Previously, we analyzed each player option independently, but using our large soccer language modelling approach, we can now analyse all players at once. This is obviously valuable in understanding the decision-making ability of each player for each event, but we can use a similar approach to predict the statistics of each player at the end of the game.
Transformer-Based Player Performance Prediction
Imagine you are a soccer coach, and you want to know which player will have the biggest impact on changing the result during the game. Previous predictions of a player’s performance were done independently of other players and opponents. Using our transformer approach with our enormous database of soccer data, we have created a model which can predict all the player and team outputs at the same time.
Again using the machine translation analogy, the idea is to map an input sequence of player and team information at the start of the game (or during the game) as the input sequence. We then use our transformer network to map this to the most likely output sequence, which in this case is the final match statistics. The power of using the transformer network, is that it can rapidly generalize to unseen situations. In soccer this is common-place, as teams in a regular season play home and away, and the lineups are often different (as well as managers), as well as recent form.
This is a new innovation, and in 2023 we will be showcasing the power of this technology. To train this model, we have utilized our uniquely deep Opta database of just event data which is over 1.5TB in size (which does not include our sizeable tracking data archive).
We can also utilize similar techniques to enhance our ability to do ghosting (i.e., simulate where players should have been in a play which was work we co-authored on previously in soccer and basketball).
Previous approaches learnt a supervised policy network to predict the behaviors of teams in a deterministic fashion, but with the advancements in language modelling, more creative outputs (some which may not have been seen before), could be generated. But it is worth noting that sometimes coaches/analysts will prefer to have the deterministic prediction (i.e., what did happen) vs what are different ways that the play could have been run.
Another benefit of using language modeling is that it can be used as an assistive aid in our sports data collection process (similar to the coding assistant mentioned previously), where it is used within our computer vision-based player- and ball-tracking systems, or to highlight a potentially erroneous data point for our human operations or integrity teams to assess.
ChatGPT is a fantastically ambitious and incredibly well-executed tool. Whilst it may not have as many direct applications in sports or news reporting as in other fields, the underlying Generative AI approaches are already in use at Stats Perform, using our own proprietary language of sport as the input. They are already powering many applications in the team performance arena and are sure to augment many aspects of sports content and analysis in the future.
Dr. Patrick Lucey is the Chief Scientist at sports data giants Stats Perform, leading the AI team with the goal of maximizing the value of the company’s deep treasure troves of sports data.

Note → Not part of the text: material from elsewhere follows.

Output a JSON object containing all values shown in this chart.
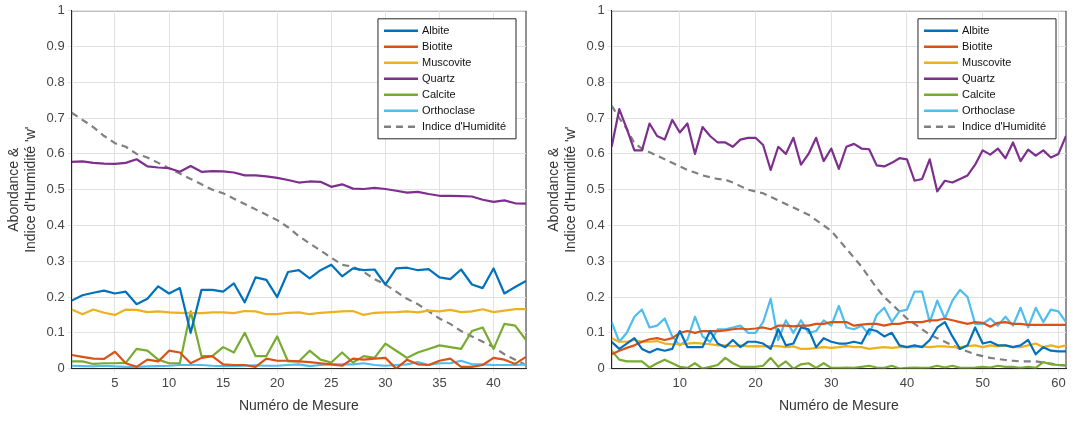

Patrick has studied and worked in the AI field for the past 20 years, holding research positions at Disney Research and the Robotics Institute at Carnegie Mellon University as well as spending time at IBM’s T.J. Watson Research Center while pursuing his Ph.D. Patrick hails from Australia where he received his BEng(EE) from the University of Southern Queensland and his doctorate from Queensland University of Technology. He has authored more than 100 peer reviewed papers and has been a co-author on papers in the MIT Sloan Best Research Paper Track, winning best paper in 2016 and runner-up in 2017 and 2018.